Biggest Events in Sports The Kentucky Derby Part 3 History
About the Kentucky Derby horse race, history of major highlights in the sporting event held at Churchill Downs.
THE SUPER SPECTACLES
THE KENTUCKY DERBY
HIGHLIGHTS IN ITS HISTORY
1951 The horse's name was Count Turf. The owner was Jack Amiel, and the jockey was Conn McCreary. Together the three of them pulled off one of the greatest upsets in Kentucky Derby history.
A son of the great Count Fleet (the 1943 derby winner) and the grandson of Reigh Count (who won the 1928 derby), Count Turf failed to live up to his pedigree as a two-year-old, and his three-year-old campaign was lackluster at best. Still, owner Amiel wanted to win a Kentucky Derby and he was convinced Count Turf was the horse that could do it for him. No one else gave the animal any chance at all. In fact, Sol Rutchick, who trained Count Turf, flatly refused to have anything to do with what he considered a hopeless pipe dream.

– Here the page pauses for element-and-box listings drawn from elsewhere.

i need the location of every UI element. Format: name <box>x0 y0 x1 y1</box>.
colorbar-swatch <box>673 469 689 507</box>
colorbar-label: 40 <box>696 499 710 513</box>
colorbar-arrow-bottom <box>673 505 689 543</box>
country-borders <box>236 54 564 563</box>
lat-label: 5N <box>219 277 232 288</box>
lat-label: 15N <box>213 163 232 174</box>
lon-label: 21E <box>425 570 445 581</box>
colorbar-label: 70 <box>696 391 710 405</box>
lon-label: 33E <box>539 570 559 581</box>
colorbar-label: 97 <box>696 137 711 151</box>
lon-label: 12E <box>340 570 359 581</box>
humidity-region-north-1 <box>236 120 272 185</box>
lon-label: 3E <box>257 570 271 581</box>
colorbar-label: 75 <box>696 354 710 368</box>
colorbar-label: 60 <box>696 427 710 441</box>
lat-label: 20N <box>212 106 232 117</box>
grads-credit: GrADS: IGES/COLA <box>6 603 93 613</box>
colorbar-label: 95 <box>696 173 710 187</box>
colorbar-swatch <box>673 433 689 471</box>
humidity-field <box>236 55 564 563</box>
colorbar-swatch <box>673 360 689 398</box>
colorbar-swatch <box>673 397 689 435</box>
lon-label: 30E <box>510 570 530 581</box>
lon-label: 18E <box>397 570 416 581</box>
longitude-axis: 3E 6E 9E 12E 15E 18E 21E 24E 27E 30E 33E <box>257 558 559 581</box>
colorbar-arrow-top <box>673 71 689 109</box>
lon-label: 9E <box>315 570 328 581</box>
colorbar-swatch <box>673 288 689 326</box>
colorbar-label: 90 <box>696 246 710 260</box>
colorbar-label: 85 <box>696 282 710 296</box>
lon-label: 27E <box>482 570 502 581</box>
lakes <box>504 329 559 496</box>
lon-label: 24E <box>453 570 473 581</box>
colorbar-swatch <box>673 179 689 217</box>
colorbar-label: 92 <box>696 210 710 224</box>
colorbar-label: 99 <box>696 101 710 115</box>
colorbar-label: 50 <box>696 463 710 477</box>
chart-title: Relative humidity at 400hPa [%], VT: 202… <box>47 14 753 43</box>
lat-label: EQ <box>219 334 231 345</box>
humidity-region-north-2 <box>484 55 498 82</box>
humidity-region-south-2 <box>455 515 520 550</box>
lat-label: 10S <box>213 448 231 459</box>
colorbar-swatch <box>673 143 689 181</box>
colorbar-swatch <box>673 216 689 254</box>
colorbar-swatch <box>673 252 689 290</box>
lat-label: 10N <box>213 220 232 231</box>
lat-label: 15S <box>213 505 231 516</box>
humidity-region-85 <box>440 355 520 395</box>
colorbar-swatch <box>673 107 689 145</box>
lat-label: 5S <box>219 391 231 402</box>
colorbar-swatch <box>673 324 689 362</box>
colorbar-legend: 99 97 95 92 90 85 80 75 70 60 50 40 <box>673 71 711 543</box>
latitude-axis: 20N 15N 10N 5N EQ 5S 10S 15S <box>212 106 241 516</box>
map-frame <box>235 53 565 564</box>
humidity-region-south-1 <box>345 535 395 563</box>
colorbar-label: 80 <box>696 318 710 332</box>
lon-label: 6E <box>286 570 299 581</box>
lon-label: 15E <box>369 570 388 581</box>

Jack Amiel was adamant, however, and Rutchick suggested he get George "Slim" Sulley, who had trained some excellent horses during his career. In 1951 Sulley was 70 years old and in semiretirement, but he took the job. Now all Amiel needed was a jockey.
Experts everywhere--from the sports desks of the country's biggest newspapers to the fans in the stands--were sure Amiel was wasting his time. And any doubts they may have had vanished completely when Amiel announced his jockey selection.
Conn McCreary had been one of the best jockeys in the country for a number of years, but he had recently fallen on hard times. Word got around that the once daring, often brilliant rider had lost his nerve. He had been spending the current racing season exercising horses in the mornings and taking a ride whenever he could. The winning rider of Pensive in the 1944 derby, McCreary jumped at the opportunity to ride Count Turf--long shot or not.
A full field of 20 went to the gate on May 5, 1951, and Count Turf was ignored by almost everyone at the betting windows, and he left the gate a 16-1 long shot. The favorite of the betting public was Battle Morn, ridden by Eddie Arcaro. Second favorite was Fanfare, bred by Calumet Farm. When the gates flew open, Count Turf got off slowly. Seventeen horses broke in front of him. Before long, though, he was running eleventh, with a clear shot at the lead even with so big a field. A horse called Repertoire was in the lead when McCreary asked Count Turf to run. Run he did, gobbling up ground with each stride as first one and then another horse fell into his wake. At the top of the stretch, Count Turf was already a length and a half the best, and he went on to win the 77th Kentucky Derby by four lengths, the favorites running fifth and sixth.
Jack Amiel realized a dream, McCreary's career got a new boost, and a 70-year-old trainer and a three-year-old colt helped complete a script written, not in Hollywood, but in Louisville, Ky., on Derby Day.